Others arrived. The bright zipsuits bore an added feature, a sash and arm patch, each bearing the same sigil … a claw outstretched, three sharp talons glistening in holographic threat.
They gathered around him carrying modified saber rifles, obviously members of the new collaborators’ militia he and Gailet had heard rumors of.
“Remember me, college boy?” Irongrip asked, grinning. “Yes, I thought you would. I sure do remember you.”
Fiben sighed as he saw Gailet Jones brought forward, held firmly by two other Probationers. “Are you all right?” she asked softly. He could not read the expression in her eyes. Fiben nodded. There seemed to be little to say.
“Come on, my young genetic beauties.” Irongrip laughed as he took Fiben hard just above his wounded right wrist. “We’ve got some people we want you to meet. And this time, there won’t be any distractions.”
Fiben’s gaze was torn away from Gailet’s as a jerk on his arm sent him stumbling. He lacked the strength to put up a useless struggle.
As his captors dragged him ahead of Gailet, he had his first chance to look around and saw that they were only a few hundred meters from the edge of Port Helenia! A pair of wide-eyed chims in work dungarees watched from the running boards of a nearby cultivator.

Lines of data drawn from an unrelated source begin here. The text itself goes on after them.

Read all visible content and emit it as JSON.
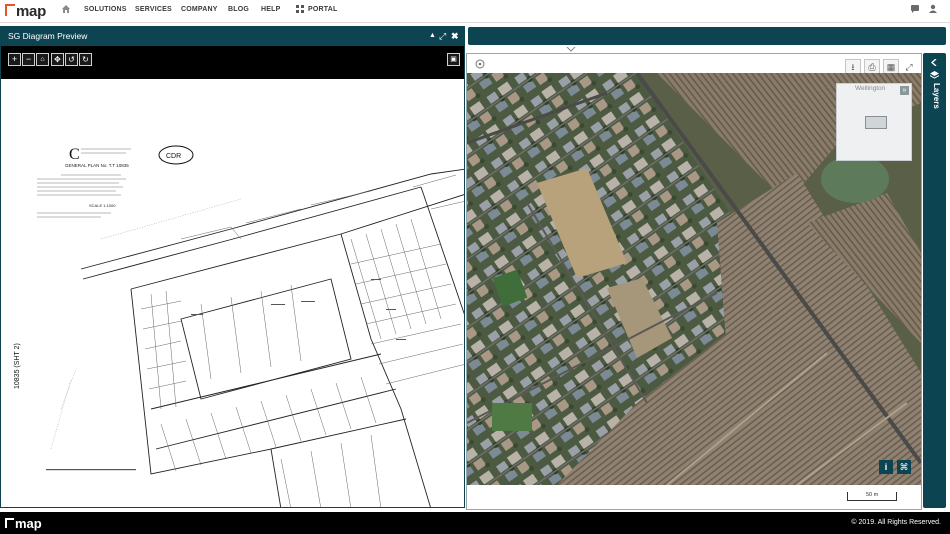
{
  "brand": {
    "logo_text": "map",
    "accent": "#e8542a",
    "dark": "#0d4452"
  },
  "nav": {
    "home_icon": "home-icon",
    "items": [
      "SOLUTIONS",
      "SERVICES",
      "COMPANY",
      "BLOG",
      "HELP"
    ],
    "portal_label": "PORTAL",
    "portal_icon": "grid-icon",
    "chat_icon": "chat-icon",
    "user_icon": "user-icon"
  },
  "sg_panel": {
    "title": "SG Diagram Preview",
    "controls": [
      "collapse-icon",
      "expand-icon",
      "close-icon"
    ],
    "toolbar": [
      "zoom-in-icon",
      "zoom-out-icon",
      "home-icon",
      "pan-icon",
      "rotate-left-icon",
      "rotate-right-icon"
    ],
    "image_icon": "image-icon",
    "diagram": {
      "letter": "C",
      "cdr": "CDR",
      "plan_title": "GENERAL PLAN No. T.T 10835",
      "scale": "SCALE 1:1000",
      "side_label": "10835 (SHT 2)"
    }
  },
  "map": {
    "tools": [
      "download-icon",
      "print-icon",
      "grid-icon",
      "fullscreen-icon"
    ],
    "left_tool_icon": "target-icon",
    "overview_label": "Wellington",
    "scale_label": "50 m",
    "bottom_icons": [
      "info-icon",
      "attribution-icon"
    ]
  },
  "layers": {
    "label": "Layers"
  },
  "footer": {
    "logo_text": "map",
    "copyright": "© 2019. All Rights Reserved."
  }
}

Fiben and Gailet were being taken toward a small gate in the alien wall, the barrier that undulated complacently over the countryside like a net settled firmly over their lives.
49
Galactics
The Suzerain of Propriety displayed its agitation by huffing and dancing a brief series of hops on its Perch of Declamation. The half-formed squirms had actually delayed appearing before its judgment, withholding the news for more than a planetary rotation!
True, the survivors of the mountain ambush were still in shock. Their first thought had been to report to military command. And the military, busy cleaning up the last of the abortive insurrections in the nearby flatlands, had made them wait. What, after all, was a minor scuffle in the hills compared with a nearly effective assault on the deep-space defense battery?
The Suzerain could well understand how such mistakes were made. And yet it was frustrating. The affair in the mountains was actually far more significant than any of the other outbreaks of wild guerrilla warfare.
“You should have extinguished — caused an end — eliminated yourselves!”
The Suzerain chirped and danced out its chastisement before the Gubru scientists. The specialists still looked ruffled and unpreened from their long trek out of the hills. Now they slumped further in dejection.